如何在断开连接后干净地重新连接 boost::socket?

2021-12-11 00:00:00 sockets c++ boost boost-asio

我的客户端应用程序使用 boost::asio::ip::tcp::socket 连接到远程服务器.如果应用失去与该服务器的连接(例如,由于服务器崩溃或关闭),我希望它定期尝试重新连接,直到成功.

My client application uses a boost::asio::ip::tcp::socket to connect to a remote server. If the app loses connection to this server (e.g. due to the server crashing or being shutdown) I would like it to attempt a re-connect at regular intervals until it succeeds.

我需要在客户端做什么才能干净地处理断开连接、整理然后反复尝试重新连接?

目前我的代码中有趣的部分看起来像这样.

Currently the interesting bits of my code look something like this.

connect是这样的:

bool MyClient::myconnect()
{
    bool isConnected = false;

    // Attempt connection
    socket.connect(server_endpoint, errorcode);

    if (errorcode)
    {
        cerr << "Connection failed: " << errorcode.message() << endl;
        mydisconnect();
    }
    else
    {
        isConnected = true;

        // Connected so setup async read for an incoming message.
        startReadMessage();

        // And start the io_service_thread
        io_service_thread = new boost::thread(
            boost::bind(&MyClient::runIOService, this, boost::ref(io_service)));
    }
    return (isConnected)
}

runIOServer() 方法只是:

void MyClient::runIOService(boost::asio::io_service& io_service)
{
    size_t executedCount = io_service.run();
    cout << "io_service: " << executedCount << " handlers executed." << endl;
    io_service.reset();
}

如果任何异步读取处理程序返回错误,则它们只需调用此 disconnect 方法:

And if any of the async read handlers return an error then they just call this disconnect method:

void MyClient::mydisconnect(void)
{
    boost::system::error_code errorcode;

    if (socket.is_open())
    {
        // Boost documentation recommends calling shutdown first
        // for "graceful" closing of socket.
        socket.shutdown(boost::asio::ip::tcp::socket::shutdown_both, errorcode);
        if (errorcode)
        {
            cerr << "socket.shutdown error: " << errorcode.message() << endl;
        }

        socket.close(errorcode);
        if (errorcode)
        {
            cerr << "socket.close error: " << errorcode.message() << endl;
        }    

        // Notify the observer we have disconnected
        myObserver->disconnected();            
    }

..它尝试正常断开连接,然后通知观察者,观察者将开始每隔五秒调用 connect() 直到重新连接.

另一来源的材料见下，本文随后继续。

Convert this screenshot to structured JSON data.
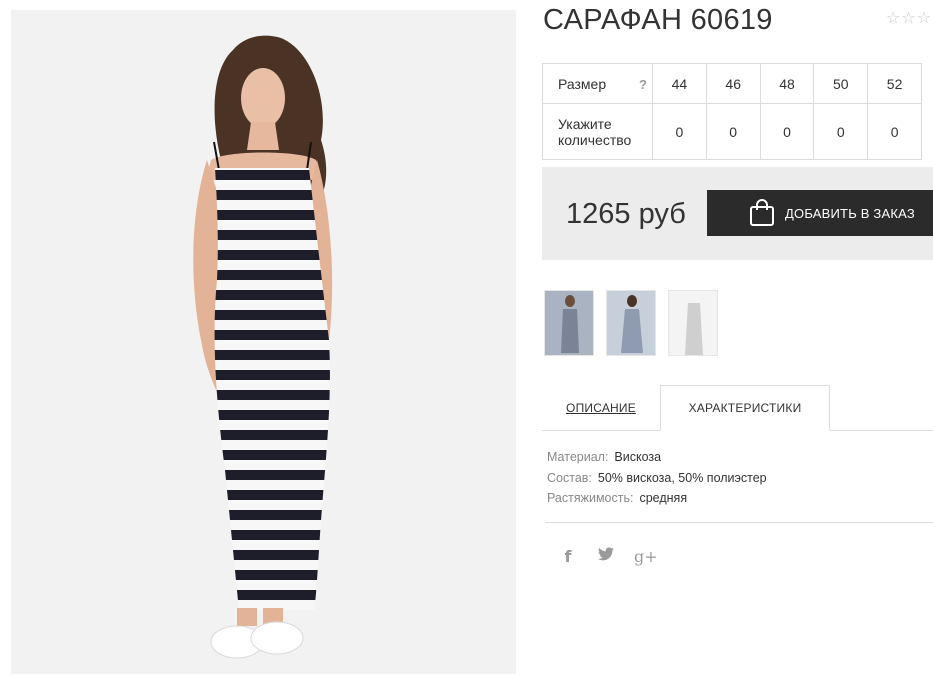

..which attempts to gracefully disconnect and then notifies an observer, which will start calling connect() at five second intervals until it gets reconnected.

还有什么我需要做的吗?

目前这似乎有效.如果我杀死它所连接的服务器,我会在读取处理程序中收到预期的 "End of file" 错误,并且 mydisconnect() 被调用而没有任何问题.

Currently this does seem to work. If I kill the server that it is connected to I get the expected "End of file" error at my read handlers and mydisconnect() is called without any issues.

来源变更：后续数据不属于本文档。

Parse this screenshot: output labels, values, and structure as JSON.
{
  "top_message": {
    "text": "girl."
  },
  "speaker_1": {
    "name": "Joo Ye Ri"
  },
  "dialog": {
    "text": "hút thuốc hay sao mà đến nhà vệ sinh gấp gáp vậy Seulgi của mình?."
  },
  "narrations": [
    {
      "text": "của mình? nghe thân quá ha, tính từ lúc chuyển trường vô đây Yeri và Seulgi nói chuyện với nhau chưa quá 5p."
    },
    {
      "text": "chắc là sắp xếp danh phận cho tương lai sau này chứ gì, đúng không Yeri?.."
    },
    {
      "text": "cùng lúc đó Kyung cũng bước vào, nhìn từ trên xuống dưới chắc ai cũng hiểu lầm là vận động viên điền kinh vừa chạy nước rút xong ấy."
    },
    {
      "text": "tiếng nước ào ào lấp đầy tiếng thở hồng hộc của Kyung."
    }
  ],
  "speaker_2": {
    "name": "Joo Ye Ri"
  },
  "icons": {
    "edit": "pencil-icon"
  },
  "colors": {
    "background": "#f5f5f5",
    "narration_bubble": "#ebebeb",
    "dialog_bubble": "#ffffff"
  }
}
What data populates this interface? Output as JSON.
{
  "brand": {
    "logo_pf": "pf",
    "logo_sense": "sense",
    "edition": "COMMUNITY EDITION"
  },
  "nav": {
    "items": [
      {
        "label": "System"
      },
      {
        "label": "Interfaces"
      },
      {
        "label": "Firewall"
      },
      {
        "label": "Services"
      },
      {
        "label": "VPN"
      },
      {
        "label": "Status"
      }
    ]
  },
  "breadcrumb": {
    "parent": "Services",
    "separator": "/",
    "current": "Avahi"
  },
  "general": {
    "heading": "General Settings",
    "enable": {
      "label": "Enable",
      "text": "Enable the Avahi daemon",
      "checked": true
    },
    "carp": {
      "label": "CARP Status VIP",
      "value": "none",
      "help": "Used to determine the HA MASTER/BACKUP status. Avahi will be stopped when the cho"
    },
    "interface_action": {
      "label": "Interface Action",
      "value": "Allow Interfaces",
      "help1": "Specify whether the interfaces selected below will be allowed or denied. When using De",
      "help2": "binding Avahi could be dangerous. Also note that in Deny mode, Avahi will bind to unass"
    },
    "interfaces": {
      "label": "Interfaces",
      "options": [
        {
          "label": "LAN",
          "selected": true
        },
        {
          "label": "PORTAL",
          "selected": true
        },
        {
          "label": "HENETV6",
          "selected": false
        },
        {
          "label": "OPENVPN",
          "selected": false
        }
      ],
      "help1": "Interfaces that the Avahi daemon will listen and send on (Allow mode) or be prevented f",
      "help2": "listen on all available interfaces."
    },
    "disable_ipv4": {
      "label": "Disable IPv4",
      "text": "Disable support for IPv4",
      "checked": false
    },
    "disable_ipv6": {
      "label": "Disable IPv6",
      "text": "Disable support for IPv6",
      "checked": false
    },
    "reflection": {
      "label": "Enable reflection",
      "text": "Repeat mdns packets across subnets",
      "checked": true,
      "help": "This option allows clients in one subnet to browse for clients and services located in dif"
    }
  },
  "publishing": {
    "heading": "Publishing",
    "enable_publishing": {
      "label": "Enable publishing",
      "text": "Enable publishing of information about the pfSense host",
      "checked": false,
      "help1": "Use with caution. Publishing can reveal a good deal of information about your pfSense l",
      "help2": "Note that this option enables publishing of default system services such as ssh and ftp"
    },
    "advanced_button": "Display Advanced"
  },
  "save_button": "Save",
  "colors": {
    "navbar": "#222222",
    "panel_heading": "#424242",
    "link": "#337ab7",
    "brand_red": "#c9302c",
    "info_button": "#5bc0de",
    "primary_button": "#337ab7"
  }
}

但是当它尝试重新连接并失败时,我看到它报告socket.shutdown error: Invalid argument".这仅仅是因为我试图关闭一个没有挂起读/写的套接字吗?或者还有什么?

But when it then attempts to re-connect and fails I see it report "socket.shutdown error: Invalid argument". Is this just because I am attempting to shutdown a socket that has no read/writes pending on it? Or is it something more?

推荐答案

每次重新连接时都需要创建一个新的 boost::asio::ip::tcp::socket.最简单的方法可能是使用 boost::shared_ptr 在堆上分配套接字(如果你的套接字完全封装在一个类中).例如:

You need to create a new boost::asio::ip::tcp::socket each time you reconnect. The easiest way to do this is probably to just allocate the socket on the heap using a boost::shared_ptr (you could probably also get away with scoped_ptr if your socket is entirely encapsulated within a class). E.g.:

bool MyClient::myconnect()
{
    bool isConnected = false;

    // Attempt connection
    // socket is of type boost::shared_ptr<boost::asio::ip::tcp::socket>
    socket.reset(new boost::asio::ip::tcp::socket(...));
    socket->connect(server_endpoint, errorcode);
    // ...
}

然后,当 mydisconnect 被调用时,你可以释放套接字:

Then, when mydisconnect is called, you could deallocate the socket:

void MyClient::mydisconnect(void)
{
    // ...
    // deallocate socket.  will close any open descriptors
    socket.reset();
}

您看到的错误可能是操作系统在您调用 close 后清理文件描述符的结果.当您调用 close 然后尝试在同一个套接字上 connect 时,您可能正在尝试连接无效的文件描述符.此时,根据您的逻辑,您应该会看到一条以Connection failed: ..."开头的错误消息,但您随后调用了 mydisconnect,这可能是在尝试调用 shutdown> 在无效的文件描述符上.恶性循环!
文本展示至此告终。